Я думал, что с бактериологами будет сложнее, потому что институт был
глубоко гражданским, это чувствовалось сразу, стоило лишь взглянуть на его
сотрудников, особенно молодых. Однако там заинтересовались нашими
материалами больше, чем химики - может быть потому, что бактериологам мы
ничего не могли приказать, их можно было лишь попросить. Научный сотрудник,
к которому меня направили, длинный, тощий и бородатый парень, видимо,
торопился и сразу же перешел к делу.
- За тридцать пять лет, - сказал он, сразу же беря быка за рога, -
существовавшие там штаммы, вернее всего, погибли. Но часть могла сохраниться
в виде спор. В такой форме они могут существовать очень долго.
- Они опасны?
- В таком виде - нет. Но вся сложность в том, что как только споры
попадают в благоприятные условия, они могут активизироваться. Иными словами,
они оживают. Может быть, в какой-то степени ослабленными. Но не обязательно.
- Что это - благоприятные условия?
- Я не знаю, чего им там не хватает. Может быть, дело в температуре
окружающей среды. Возможно, им было слишком холодно. Может быть, отсутствие
питания. Или кислорода - если это не анаэробы. Вредная среда... Мало ли что.
- Они оживают сразу?
- Как правило, для активизации нужен какой-то срок. Если вы точно
скажете мне, что у вас там за культуры, я скажу, каким может быть
инкубационный период.
Я хотел было спросить, сколько времени для акклиматизации нужно спорам
чумы. А также - что, если там окажутся какие-то вирусные культуры. Но
подумал, что пугать без нужды никого не следует.

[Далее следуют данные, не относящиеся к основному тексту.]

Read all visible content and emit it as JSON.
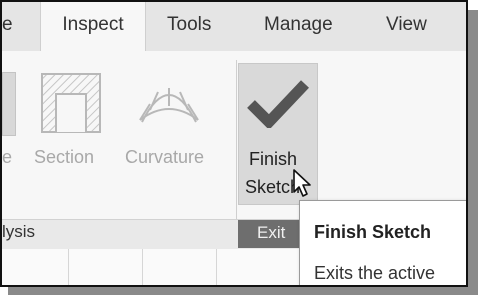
{
  "tabs": {
    "partial_left": "e",
    "inspect": "Inspect",
    "tools": "Tools",
    "manage": "Manage",
    "view": "View"
  },
  "ribbon": {
    "partial_label": "e",
    "section_label": "Section",
    "curvature_label": "Curvature",
    "finish_line1": "Finish",
    "finish_line2": "Sketch",
    "group_analysis_partial": "lysis",
    "group_exit_partial": "Exit"
  },
  "tooltip": {
    "title": "Finish Sketch",
    "description": "Exits the active"
  },
  "colors": {
    "checkmark": "#555555",
    "disabled_icon": "#b8b8b8",
    "exit_group_bg": "#6e6e6e"
  },
  "icons": [
    "section-icon",
    "curvature-icon",
    "checkmark-icon",
    "cursor-icon"
  ]
}
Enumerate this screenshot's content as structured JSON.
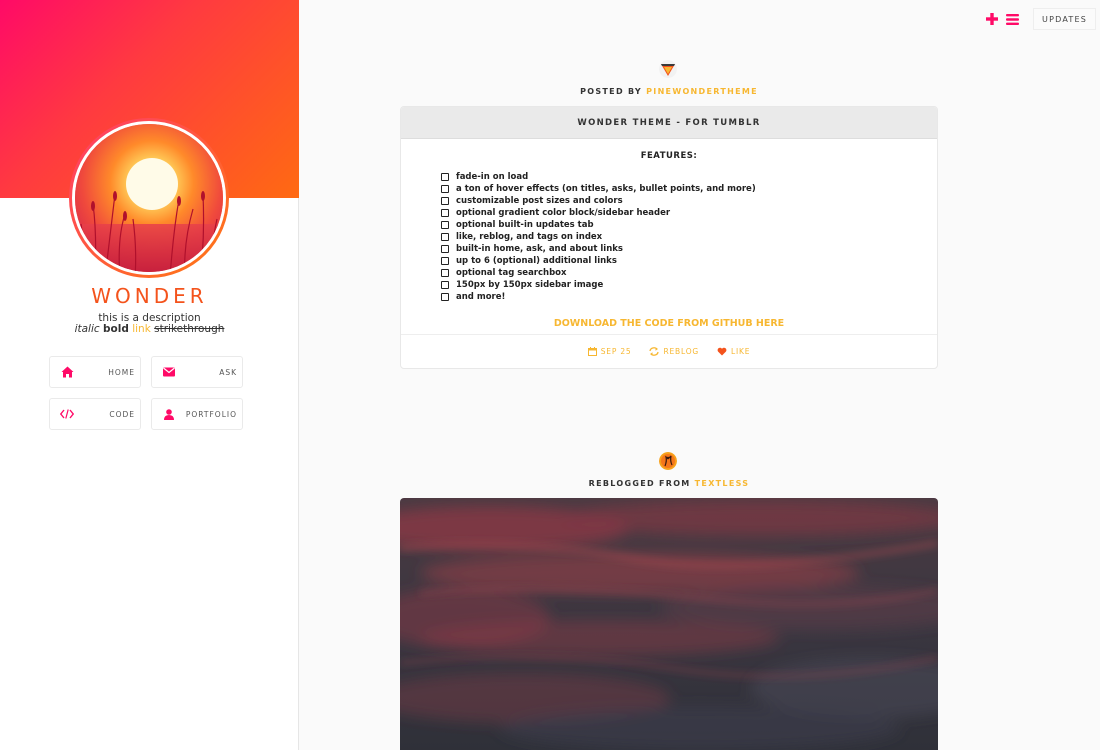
{
  "sidebar": {
    "title": "WONDER",
    "description": {
      "line1": "this is a description",
      "italic": "italic",
      "bold": "bold",
      "link": "link",
      "strike": "strikethrough"
    },
    "nav": [
      {
        "label": "HOME",
        "icon": "home-icon"
      },
      {
        "label": "ASK",
        "icon": "envelope-icon"
      },
      {
        "label": "CODE",
        "icon": "code-icon"
      },
      {
        "label": "PORTFOLIO",
        "icon": "user-icon"
      }
    ]
  },
  "top_actions": {
    "updates_label": "UPDATES",
    "icons": [
      "plus-icon",
      "menu-icon"
    ]
  },
  "colors": {
    "accent": "#f7b731",
    "pink": "#ff0a67",
    "orange": "#f4531c",
    "gradient_start": "#ff0a67",
    "gradient_end": "#ff6a12"
  },
  "posts": [
    {
      "meta_prefix": "POSTED BY",
      "author": "PINEWONDERTHEME",
      "title": "WONDER THEME - FOR TUMBLR",
      "features_heading": "FEATURES:",
      "features": [
        "fade-in on load",
        "a ton of hover effects (on titles, asks, bullet points, and more)",
        "customizable post sizes and colors",
        "optional gradient color block/sidebar header",
        "optional built-in updates tab",
        "like, reblog, and tags on index",
        "built-in home, ask, and about links",
        "up to 6 (optional) additional links",
        "optional tag searchbox",
        "150px by 150px sidebar image",
        "and more!"
      ],
      "download_link": "DOWNLOAD THE CODE FROM GITHUB HERE",
      "footer": {
        "date": "SEP 25",
        "reblog": "REBLOG",
        "like": "LIKE"
      }
    },
    {
      "meta_prefix": "REBLOGGED FROM",
      "author": "TEXTLESS"
    }
  ]
}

- Вам ведь дали для ознакомления статью ...
- Эту, на немецком? Там нужен соответствующий переводчик. Мы ее
просмотрели, насколько хватило нашей лингвистической эрудиции, но какие-то
тонкости наверняка ускользнули. Названия там невеселые. Но судя по тому, что
он там пишет, они как раз и занимались тем, чтобы вывести штамм с
минимальным сроком активизации. Так что можно ждать больших неприятностей.
Совершенно ясно, во всяком случае, что проникать туда можно только в
специальном снаряжении, а при возвращении оттуда необходима тщательная
санитарная обработка каждого человека и предмета. На этот счет поговорите с
вашими медиками - думаю, что в их распоряжении такие установки имеются.
- Конечно, - сказал я. Да и на самом деле, у нас они наверняка есть.
- Могут ли такие споры сохраняться и в очистных устройствах?
- Несомненно. Поэтому активный материал из этих устройств надо
систематически уничтожать.
- Если споры подвергнутся воздействию высокой температуры? Очень
высокой. Порядка тысяч градусов? И давлению в тысячи атмосфер?
- На протяжении какого времени?
- Кратковременно. Тысячные доли секунды. Он пожал плечами.
- Не знаю. Такими проблемами у нас никто не занимался, насколько мне
известно. Но думаю, что какая-то часть спор может уцелеть. Даже довольно
значительная.
- Ясно, - сказал я без воодушевления. - Но вы постарайтесь все же как
можно точнее перевести эту статью. Может быть, там еще найдется что-нибудь
интересное.
- Постараемся, - заверил меня парень и снова поглядел на часы.
Я распрощался и вышел. Пока мне было ясно лишь одно: если содержимое
кухни Роттенштейнера вылетит на свет божий, будет очень нехорошо. Так
нехорошо, что просто хуже некуда. Нет, только вскрытие. Понимаешь, полковник
Лид уме, - только вскрыть!
Знать бы еще - как это сделать ...
Чем больше я думал об этом, тем хуже себя чувствовал. Что-то новое,
появившееся во мне в последние дни, утекало, как из разбитой бутылки. Именно
из бутылки; дырку в котелке или фляге можно чем-нибудь заткнуть или просто
зажать пальцем, но уж если кокнулась бутылка, тут ничем не поможешь.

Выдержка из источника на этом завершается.